Le Liban, mon petit pays, joue ses dernières cartes, et Lokman – mon frère et fondateur de Dar al Jadeed, que le Prix Voltaire honore ce soir – a été assassiné il y a 10 mois. Lokman et le Liban croyaient tous deux à la force des mots, dans la force et la justesse des combats de Voltaire.
Voltaire était, est un homme juste. Lokman était, est un homme juste. Les deux hommes de justice sont ici ce soir, réunis à Guadalajara, dans un salon du livre que Lokman et Voltaire auraient adoré visiter, afin de voir leurs livres et leurs mots résonner.
Cette rime entre les mots Lokman et le Liban nous dit quelque chose.
Ils ont tous les deux étés trahis et leur meurtre n’est pas un crime ordinaire. Ce soir, Lokman et le Liban prennent un verre avec Voltaire. Les trois nous regardent et sourient. " Il est clair que l’individu qui persécute un homme, son frère (ou un pays), parce qu’il n’est pas du même avis, ou qu’il ne partage pas les mêmes valeurs, est un monstre ", nous dit Voltaire.
Lokman, le Liban et Voltaire sont ce soir avec nous. Ils écoutent chaque mot que nous disons et savent que la mort barbare d’un pays et d’un frère représente une tragédie colossale. L’International Publishers Association honore ce soir un Liban souffrant et un Lokman assassiné. Le tueur des deux est la même entité. La même entité qui a assassiné ceux qui n’acceptent pas d’être réduits au silence, ceux qui n’ont pas peur.

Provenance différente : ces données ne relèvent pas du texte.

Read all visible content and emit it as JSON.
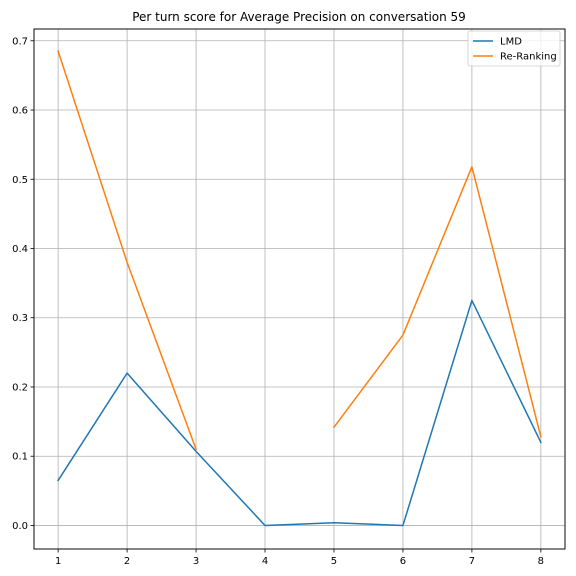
{
  "chart_data": {
    "type": "line",
    "title": "Per turn score for Average Precision on conversation 59",
    "xlabel": "",
    "ylabel": "",
    "x": [
      1,
      2,
      3,
      4,
      5,
      6,
      7,
      8
    ],
    "xlim": [
      0.65,
      8.35
    ],
    "ylim": [
      -0.034,
      0.717
    ],
    "xticks": [
      1,
      2,
      3,
      4,
      5,
      6,
      7,
      8
    ],
    "yticks": [
      0.0,
      0.1,
      0.2,
      0.3,
      0.4,
      0.5,
      0.6,
      0.7
    ],
    "ytick_labels": [
      "0.0",
      "0.1",
      "0.2",
      "0.3",
      "0.4",
      "0.5",
      "0.6",
      "0.7"
    ],
    "grid": true,
    "legend_position": "top-right",
    "series": [
      {
        "name": "LMD",
        "color": "#1f77b4",
        "values": [
          0.065,
          0.22,
          0.107,
          0.0,
          0.004,
          0.0,
          0.325,
          0.12
        ]
      },
      {
        "name": "Re-Ranking",
        "color": "#ff7f0e",
        "values": [
          0.685,
          0.38,
          0.11,
          null,
          0.142,
          0.275,
          0.518,
          0.128
        ]
      }
    ]
  }
}
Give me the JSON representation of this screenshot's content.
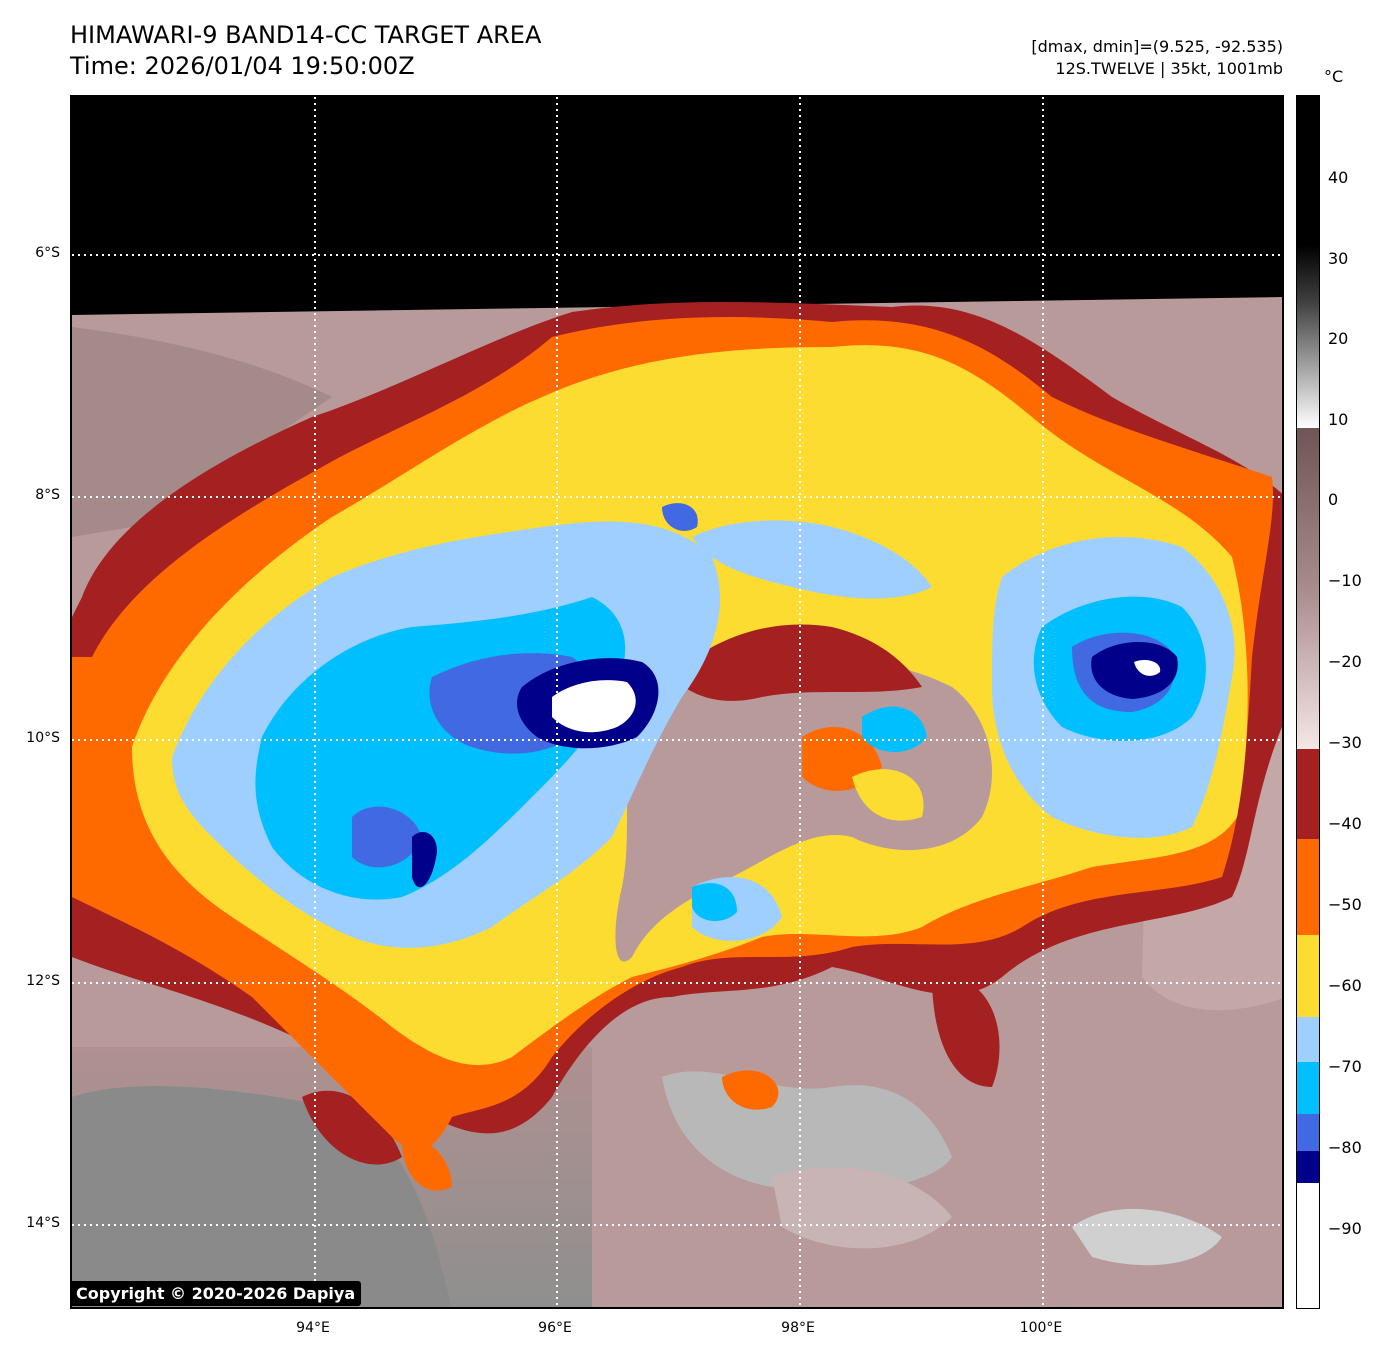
{
  "header": {
    "title": "HIMAWARI-9 BAND14-CC TARGET AREA",
    "time": "Time: 2026/01/04 19:50:00Z",
    "range": "[dmax, dmin]=(9.525, -92.535)",
    "storm": "12S.TWELVE | 35kt, 1001mb"
  },
  "map": {
    "lat_labels": [
      "6°S",
      "8°S",
      "10°S",
      "12°S",
      "14°S"
    ],
    "lon_labels": [
      "94°E",
      "96°E",
      "98°E",
      "100°E"
    ],
    "colors": {
      "no_data": "#000000",
      "warm_low": "#a08585",
      "warm_mid": "#c9a8a8",
      "warm_light": "#e2c9c9",
      "grey_cloud": "#b5b5b5",
      "band_m30_m40": "#a52020",
      "band_m40_m50": "#ff6a00",
      "band_m50_m60": "#fddc32",
      "band_m60_m70": "#9fcfff",
      "band_m70_m75": "#00bfff",
      "band_m75_m80": "#4169e1",
      "band_m80_m85": "#00008b",
      "band_below_m85": "#ffffff"
    }
  },
  "colorbar": {
    "unit": "°C",
    "ticks": [
      "40",
      "30",
      "20",
      "10",
      "0",
      "−10",
      "−20",
      "−30",
      "−40",
      "−50",
      "−60",
      "−70",
      "−80",
      "−90"
    ]
  },
  "footer": {
    "copyright": "Copyright © 2020-2026 Dapiya"
  }
}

La devise de Lokman était " Zero Fear " et cette devise est contagieuse. Ce que Lokman avait l’habitude de dire est maintenant sur toutes les lèvres. Lokman avait entrevu ce que le totalitarisme allait générer. Il était un bâtisseur, un leader, un esthète. Son courage et sa clarté rayonnent, éclairant notre chute dans l’abîme.
En honorant Lokman et le Liban, l’International Publishers Association adresse un message clair aux personnes qui ont été touchées par ces deux tragédies poignantes et qui pensent que le monde libre a perdu sa boussole éthique. Le Prix Voltaire dit aux deux victimes : vous n’êtes pas seuls. Le Prix Voltaire et ce qu’il représente scrutent et écoutent, et ne se laissera pas intimider par les monstres : Lokman ne sera pas oublié, ses projets doivent continuer et le Liban qui partage ses valeurs de responsabilité, de transparence et de justice doit exister.
La liberté que défend le Prix Voltaire doit plus que jamais se conjuguer avec la justice, car la " liberté " a été déformée au Liban, utilisée pour inciter les monstres à tuer et à voler, et inciter la justice à défendre les tueurs.
Être ici, ce soir, à Guadalajara, pour recevoir le prestigieux prix Voltaire entouré des honorables membres de l’IPA, aurait grandement plu à Lokman. Voltaire et Lokman ne sourient pas seulement, ils rient maintenant… Les mots peuvent faire des miracles. Bravo à Lokman et Voltaire. Les miracles humains et la volonté sont tout ce dont nous avons besoin.

Allocution prononcée par Rasha el-Ameer lors de la cérémonie de remise du prix Voltaire à Guadalajara, le 30 octobre 2021.